Come morning, everyone was ready to see what the seat had in store for the PM. Behind him were comical challengers including Lord Buckethead (who challenges every sitting PM), Count Binface and Yace ‘Interplanetary Time Lord’ Yogenstein. It was a tense moment for both pro and anti-Johnson people. In a huge relief for the PM and the party, Johnson managed to keep his seat with an increased majority of 7,210. By that point, he was aware that his party was having one of its best ever election nights.
- Duncan Smith Declares Victory
The architect of the extremely controversial Universal Credit, Iain Duncan Smith is a former Work and Pensions Secretary, as well as former Tory Leader. His seat was one of the biggest targets from Momentum and Labour, perhaps second only to Boris Johnson. Hated by many on the left, this would have been seen as giant victory for Labour and a giant loss for Duncan Smith.
His opponent, Faiza Shaheen, was another voice on the Labour left. Shaheen emphasised her working class background and local roots, as well as the perceived evil of Duncan Smith’s welfare reforms. When the result came, it was another Tory victory. Though his majority halved, Duncan Smith clung on. In the background, Shaheen was in tears. Though she was mocked for this by some, she later stated she was crying for those she thought vulnerable in a Tory regime and that she was planning to fight back in the future.
- Blyth Valley
The third result of the night really set the tone. Another die hard Labour seat in the traditionally red Northumberland, Blyth Valley is seen as a ‘typical’ left behind town with high unemployment, small wages and a low life expectancy. It was also another Brexit voting constituency. Since its inception in 1950, Blyth Valley has not once returned a Tory. Its MP, Ronnie Campbell, had held the seat since 1987 under Thatcher.
After two slight Labour retains in the North, Blyth Valley was the first traditionally red seat to ‘turn blue.’ Though it was only a slight majority of 712, it was a majority nonetheless. New MP Ian Levy (not to be mistaken with Labour MP Ian Lavery), was the first new Tory in Parliament.
- The Red Wall Crumbles
The so called ‘Red Wall’ was a row of Midlands and Northern seats that were Labour, a long divide between the North and South of England. Many were former industrial towns, mining areas and working class strongholds. If one looked on a map, they would see a long row of red, hence the name.

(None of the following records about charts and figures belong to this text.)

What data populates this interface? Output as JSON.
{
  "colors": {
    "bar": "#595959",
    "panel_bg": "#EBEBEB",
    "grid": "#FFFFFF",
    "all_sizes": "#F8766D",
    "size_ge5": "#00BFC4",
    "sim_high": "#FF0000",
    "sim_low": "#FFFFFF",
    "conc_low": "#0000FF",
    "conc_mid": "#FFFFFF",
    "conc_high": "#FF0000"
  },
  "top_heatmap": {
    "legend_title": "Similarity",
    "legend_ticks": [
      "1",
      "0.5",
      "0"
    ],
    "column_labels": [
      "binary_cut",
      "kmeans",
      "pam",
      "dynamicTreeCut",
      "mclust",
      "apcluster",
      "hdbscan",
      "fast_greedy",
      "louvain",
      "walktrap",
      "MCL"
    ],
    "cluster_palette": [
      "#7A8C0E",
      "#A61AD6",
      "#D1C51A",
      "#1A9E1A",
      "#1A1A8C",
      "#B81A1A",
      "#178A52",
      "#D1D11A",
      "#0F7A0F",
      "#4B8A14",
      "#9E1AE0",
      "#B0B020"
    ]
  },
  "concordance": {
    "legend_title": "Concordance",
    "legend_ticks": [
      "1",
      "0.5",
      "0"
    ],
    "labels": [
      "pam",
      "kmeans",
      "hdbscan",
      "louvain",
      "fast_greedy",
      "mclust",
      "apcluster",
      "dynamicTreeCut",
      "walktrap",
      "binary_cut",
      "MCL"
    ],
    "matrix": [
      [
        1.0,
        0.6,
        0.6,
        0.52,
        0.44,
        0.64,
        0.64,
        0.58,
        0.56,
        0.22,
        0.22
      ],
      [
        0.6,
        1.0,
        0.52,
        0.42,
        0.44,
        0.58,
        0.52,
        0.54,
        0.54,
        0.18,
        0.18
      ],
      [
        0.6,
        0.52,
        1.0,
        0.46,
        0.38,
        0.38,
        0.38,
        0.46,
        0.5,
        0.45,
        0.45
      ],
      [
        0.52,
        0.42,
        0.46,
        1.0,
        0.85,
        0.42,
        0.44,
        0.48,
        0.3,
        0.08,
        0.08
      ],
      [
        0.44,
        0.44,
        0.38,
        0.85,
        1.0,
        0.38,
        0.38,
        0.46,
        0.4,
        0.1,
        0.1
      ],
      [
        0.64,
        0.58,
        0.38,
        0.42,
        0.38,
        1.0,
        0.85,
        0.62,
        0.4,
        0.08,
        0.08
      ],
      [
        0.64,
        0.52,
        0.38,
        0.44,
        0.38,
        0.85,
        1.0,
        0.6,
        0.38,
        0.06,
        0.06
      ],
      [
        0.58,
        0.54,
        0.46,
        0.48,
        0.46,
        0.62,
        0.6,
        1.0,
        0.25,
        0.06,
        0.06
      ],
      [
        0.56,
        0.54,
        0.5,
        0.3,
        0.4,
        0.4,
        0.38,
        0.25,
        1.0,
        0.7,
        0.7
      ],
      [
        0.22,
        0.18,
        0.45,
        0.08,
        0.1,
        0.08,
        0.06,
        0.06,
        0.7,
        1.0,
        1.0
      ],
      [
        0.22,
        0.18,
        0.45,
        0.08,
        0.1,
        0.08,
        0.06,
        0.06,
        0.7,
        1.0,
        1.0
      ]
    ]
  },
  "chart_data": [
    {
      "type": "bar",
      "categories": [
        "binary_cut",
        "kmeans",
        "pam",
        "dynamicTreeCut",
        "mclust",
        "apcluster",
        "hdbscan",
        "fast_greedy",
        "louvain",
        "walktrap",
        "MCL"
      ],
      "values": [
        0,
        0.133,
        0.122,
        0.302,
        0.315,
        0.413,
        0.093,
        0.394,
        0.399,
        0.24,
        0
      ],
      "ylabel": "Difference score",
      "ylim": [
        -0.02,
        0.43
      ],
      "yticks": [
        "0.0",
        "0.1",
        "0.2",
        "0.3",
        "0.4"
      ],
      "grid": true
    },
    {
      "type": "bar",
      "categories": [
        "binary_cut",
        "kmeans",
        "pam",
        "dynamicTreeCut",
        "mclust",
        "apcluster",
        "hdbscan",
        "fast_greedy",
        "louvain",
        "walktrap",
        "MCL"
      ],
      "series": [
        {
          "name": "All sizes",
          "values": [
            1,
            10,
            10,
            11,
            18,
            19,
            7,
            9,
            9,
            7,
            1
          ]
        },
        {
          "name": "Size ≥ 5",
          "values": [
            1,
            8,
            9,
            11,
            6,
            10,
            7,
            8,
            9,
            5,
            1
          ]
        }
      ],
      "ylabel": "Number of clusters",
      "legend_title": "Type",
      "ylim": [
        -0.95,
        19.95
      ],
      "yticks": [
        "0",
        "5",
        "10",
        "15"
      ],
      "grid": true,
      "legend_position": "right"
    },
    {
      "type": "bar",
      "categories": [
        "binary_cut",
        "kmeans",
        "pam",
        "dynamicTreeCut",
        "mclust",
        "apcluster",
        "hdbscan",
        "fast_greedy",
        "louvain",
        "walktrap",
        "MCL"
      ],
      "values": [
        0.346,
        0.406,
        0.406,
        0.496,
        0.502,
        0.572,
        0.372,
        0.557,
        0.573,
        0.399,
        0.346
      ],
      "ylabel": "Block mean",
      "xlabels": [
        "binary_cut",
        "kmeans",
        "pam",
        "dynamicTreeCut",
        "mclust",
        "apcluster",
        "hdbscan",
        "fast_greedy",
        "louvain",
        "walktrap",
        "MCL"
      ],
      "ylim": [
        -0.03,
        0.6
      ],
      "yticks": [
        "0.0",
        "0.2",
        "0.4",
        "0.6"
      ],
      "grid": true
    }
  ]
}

The Red Wall crumbled in 2019, with seats falling to the Tories. Each of these seats voted Brexit and many were working class, representing the Conservative’s new demography. If one looks up a side by side of 2017 and 2019, they will notice a stark difference. Seats such as Bishop Auckland, Blyth Valley and Tony Blair’s former seat of Sedgefield changed colours. It was the physical and metaphorical mark of the Tories’ strong victory.
It’s up to the future to see if the Red Wall will be rebuilt.